Zoledronic acid prevents bone loss in premenopausal women undergoing adjuvant chemotherapy for early-stage breast cancer

Abstract

Purpose: Adjuvant chemotherapy for breast cancer (BC) may be associated with increased rates of bone loss and decreased bone mineral density (BMD) and may lead to premature osteoporosis and increased fracture risk. We examined whether zoledronic acid (ZA) prevents bone loss in premenopausal women receiving chemotherapy for early-stage BC.

Patients and methods: This study is a randomized, double-blind, multicenter, phase III trial comparing ZA (4 mg intravenously every 3 months) versus placebo for 1 year. Premenopausal women underwent serial BMD measurements before initiating chemotherapy and at 6 and 12 months. The primary outcome was percent change in lumbar spine (LS) BMD at 6 months. Secondary outcomes were percent change at any BMD site and markers of bone turnover at 12 months. Linear mixed model analysis for repeated measures was performed.

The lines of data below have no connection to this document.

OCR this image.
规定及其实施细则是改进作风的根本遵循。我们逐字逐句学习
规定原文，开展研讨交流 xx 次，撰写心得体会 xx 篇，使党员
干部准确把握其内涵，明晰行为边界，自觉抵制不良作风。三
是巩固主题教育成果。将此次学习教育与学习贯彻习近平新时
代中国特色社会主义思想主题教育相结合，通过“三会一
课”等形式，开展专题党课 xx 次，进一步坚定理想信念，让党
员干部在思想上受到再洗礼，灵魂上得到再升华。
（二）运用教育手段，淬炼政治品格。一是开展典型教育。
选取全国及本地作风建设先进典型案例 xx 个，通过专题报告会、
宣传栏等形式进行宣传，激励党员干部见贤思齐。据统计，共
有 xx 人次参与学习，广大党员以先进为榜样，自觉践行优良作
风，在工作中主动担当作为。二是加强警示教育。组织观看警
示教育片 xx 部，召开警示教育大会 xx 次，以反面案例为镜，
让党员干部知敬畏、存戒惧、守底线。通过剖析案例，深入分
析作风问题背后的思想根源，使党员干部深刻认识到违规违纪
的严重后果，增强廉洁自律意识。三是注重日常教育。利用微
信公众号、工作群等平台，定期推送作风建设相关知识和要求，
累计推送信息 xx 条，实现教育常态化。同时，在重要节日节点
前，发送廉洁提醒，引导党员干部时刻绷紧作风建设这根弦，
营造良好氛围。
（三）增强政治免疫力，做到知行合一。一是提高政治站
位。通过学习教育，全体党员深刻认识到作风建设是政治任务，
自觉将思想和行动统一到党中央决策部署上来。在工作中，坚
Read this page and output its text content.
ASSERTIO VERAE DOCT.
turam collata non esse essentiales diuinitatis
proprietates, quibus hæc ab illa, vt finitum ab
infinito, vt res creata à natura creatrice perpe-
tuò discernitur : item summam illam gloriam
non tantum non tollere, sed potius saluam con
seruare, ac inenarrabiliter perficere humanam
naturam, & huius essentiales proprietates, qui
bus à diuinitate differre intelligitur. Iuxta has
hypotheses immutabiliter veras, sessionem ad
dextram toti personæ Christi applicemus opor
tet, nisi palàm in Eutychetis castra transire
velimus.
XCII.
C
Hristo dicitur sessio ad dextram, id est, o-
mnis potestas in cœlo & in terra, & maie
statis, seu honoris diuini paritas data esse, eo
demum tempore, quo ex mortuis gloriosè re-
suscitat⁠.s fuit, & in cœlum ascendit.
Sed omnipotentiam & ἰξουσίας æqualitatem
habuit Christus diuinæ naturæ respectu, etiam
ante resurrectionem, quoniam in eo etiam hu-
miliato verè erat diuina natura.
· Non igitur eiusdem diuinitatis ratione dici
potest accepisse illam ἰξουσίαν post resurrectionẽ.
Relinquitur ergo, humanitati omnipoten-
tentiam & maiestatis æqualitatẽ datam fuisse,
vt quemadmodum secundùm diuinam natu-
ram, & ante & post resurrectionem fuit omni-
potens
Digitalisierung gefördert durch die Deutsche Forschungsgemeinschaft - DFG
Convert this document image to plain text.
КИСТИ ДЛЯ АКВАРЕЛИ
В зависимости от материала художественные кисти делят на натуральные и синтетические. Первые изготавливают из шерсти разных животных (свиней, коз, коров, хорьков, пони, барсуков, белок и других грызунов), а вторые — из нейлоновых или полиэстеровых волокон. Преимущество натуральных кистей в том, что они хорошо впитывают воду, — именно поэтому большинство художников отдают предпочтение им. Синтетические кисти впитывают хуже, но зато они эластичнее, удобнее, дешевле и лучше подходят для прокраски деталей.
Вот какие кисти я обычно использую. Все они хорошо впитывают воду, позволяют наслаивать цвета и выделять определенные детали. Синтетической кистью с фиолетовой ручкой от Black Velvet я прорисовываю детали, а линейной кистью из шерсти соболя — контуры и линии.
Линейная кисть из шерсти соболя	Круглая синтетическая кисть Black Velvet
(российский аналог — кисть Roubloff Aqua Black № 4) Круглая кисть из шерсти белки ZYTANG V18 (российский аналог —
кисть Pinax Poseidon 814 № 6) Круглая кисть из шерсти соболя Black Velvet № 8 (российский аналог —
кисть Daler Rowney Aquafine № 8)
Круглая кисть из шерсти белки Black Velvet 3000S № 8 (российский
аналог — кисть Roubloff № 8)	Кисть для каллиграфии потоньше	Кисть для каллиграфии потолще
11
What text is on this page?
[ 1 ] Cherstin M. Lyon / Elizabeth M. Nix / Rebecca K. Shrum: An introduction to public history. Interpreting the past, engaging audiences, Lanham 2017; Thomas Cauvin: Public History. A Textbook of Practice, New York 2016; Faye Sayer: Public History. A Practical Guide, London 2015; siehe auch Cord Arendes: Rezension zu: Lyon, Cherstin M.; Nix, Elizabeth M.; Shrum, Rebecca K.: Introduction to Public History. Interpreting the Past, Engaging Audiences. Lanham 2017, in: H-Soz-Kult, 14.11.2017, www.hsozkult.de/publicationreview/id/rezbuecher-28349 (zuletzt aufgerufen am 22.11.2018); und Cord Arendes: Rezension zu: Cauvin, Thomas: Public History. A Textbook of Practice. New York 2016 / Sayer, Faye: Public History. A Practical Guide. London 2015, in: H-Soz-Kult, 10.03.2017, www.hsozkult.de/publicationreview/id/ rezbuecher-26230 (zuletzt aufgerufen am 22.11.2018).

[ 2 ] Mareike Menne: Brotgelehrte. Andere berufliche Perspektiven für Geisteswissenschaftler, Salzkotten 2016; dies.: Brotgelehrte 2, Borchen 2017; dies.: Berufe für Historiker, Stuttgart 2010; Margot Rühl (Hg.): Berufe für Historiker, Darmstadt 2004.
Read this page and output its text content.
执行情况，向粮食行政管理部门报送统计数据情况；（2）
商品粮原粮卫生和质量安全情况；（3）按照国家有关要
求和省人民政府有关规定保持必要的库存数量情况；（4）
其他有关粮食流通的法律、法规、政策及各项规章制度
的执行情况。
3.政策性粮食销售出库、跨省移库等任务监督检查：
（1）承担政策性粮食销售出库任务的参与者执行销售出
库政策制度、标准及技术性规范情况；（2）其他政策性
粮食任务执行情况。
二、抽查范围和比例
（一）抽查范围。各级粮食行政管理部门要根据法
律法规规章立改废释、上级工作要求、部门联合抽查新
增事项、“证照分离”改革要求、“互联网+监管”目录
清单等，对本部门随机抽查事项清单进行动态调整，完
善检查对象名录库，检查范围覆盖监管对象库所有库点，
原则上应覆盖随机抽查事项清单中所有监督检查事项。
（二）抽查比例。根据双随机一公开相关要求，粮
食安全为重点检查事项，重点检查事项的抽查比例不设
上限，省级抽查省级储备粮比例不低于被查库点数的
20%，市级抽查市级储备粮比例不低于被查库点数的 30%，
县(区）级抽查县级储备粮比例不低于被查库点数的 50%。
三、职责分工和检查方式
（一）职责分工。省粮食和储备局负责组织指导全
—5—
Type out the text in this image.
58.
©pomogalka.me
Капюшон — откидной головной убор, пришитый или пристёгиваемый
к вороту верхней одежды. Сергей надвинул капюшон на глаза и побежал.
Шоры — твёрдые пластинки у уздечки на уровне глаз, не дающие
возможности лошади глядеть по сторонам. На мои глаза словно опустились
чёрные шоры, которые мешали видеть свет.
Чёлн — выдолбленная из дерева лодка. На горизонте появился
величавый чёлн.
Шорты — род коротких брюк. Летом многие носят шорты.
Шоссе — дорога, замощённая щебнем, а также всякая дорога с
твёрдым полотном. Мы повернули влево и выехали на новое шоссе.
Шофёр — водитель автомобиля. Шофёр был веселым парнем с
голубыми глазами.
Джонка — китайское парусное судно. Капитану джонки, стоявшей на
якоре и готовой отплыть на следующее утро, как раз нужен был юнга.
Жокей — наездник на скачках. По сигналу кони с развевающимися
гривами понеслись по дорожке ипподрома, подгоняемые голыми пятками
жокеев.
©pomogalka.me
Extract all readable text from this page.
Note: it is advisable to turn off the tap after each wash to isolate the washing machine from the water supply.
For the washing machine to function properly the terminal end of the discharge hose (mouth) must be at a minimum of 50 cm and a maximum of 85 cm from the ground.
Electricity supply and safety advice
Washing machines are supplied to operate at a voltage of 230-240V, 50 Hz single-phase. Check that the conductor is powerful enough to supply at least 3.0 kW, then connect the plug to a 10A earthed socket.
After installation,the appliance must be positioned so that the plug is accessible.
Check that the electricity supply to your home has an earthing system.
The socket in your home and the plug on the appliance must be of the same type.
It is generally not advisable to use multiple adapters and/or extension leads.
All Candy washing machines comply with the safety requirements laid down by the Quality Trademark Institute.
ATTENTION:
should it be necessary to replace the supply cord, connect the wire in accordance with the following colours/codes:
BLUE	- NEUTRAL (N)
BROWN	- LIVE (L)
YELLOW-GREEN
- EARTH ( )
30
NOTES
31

Results: Of 101 women who were randomly assigned and completed baseline evaluation, 96 completed the 6-month evaluation, and 85 completed the 12-month evaluation. Baseline characteristics were comparable between the groups. Mean age was 42 years. Placebo was associated with significant decline in LS BMD at both 6 (2.4%) and 12 (4.1%) months. Similarly, total hip BMD declined by 0.8% at 6 months and 2.6% at 12 months. In contrast, BMD remained stable in ZA patients (P < .0001 compared with placebo).

Conclusion: Premenopausal women receiving chemotherapy for BC sustained significant bone loss at the LS and hip, whereas BMD remained stable in women who received ZA. Administration of ZA during the first year of chemotherapy is an effective and well-tolerated strategy for preventing bone loss.

Figures

Fig 1.

CONSORT diagram of patient participation and drop out throughout the study period. Drop out resulted from patients not wanting to come back for follow-up assessments. (*) Two patients on zoledronic acid (ZA) arm were excluded from analysis because bone mineral density (BMD) analysis was performed on two different dual-energy x-ray absorptiometry densitometers.

Fig 2.

Percent change in bone mineral density (BMD) at the lumbar spine (LS), total hip (TH), and femoral neck (FN) 24 and 52 weeks from baseline in women treated with zoledronic acid or placebo. Percent change in LS BMD in the placebo group was −3.5 and −5.6 at 24 and 52 weeks, respectively, in the subset of patients at the primary enrollment site.

Fig 3.

Mean percent change from baseline to 52 weeks in (A) bone-specific alkaline phosphatase (BSAP), a marker of bone formation, and (B) C-telopeptide of type I collagen (CTX), a marker of bone resorption. (*) P < .001 between groups. (†) P < .001 within groups.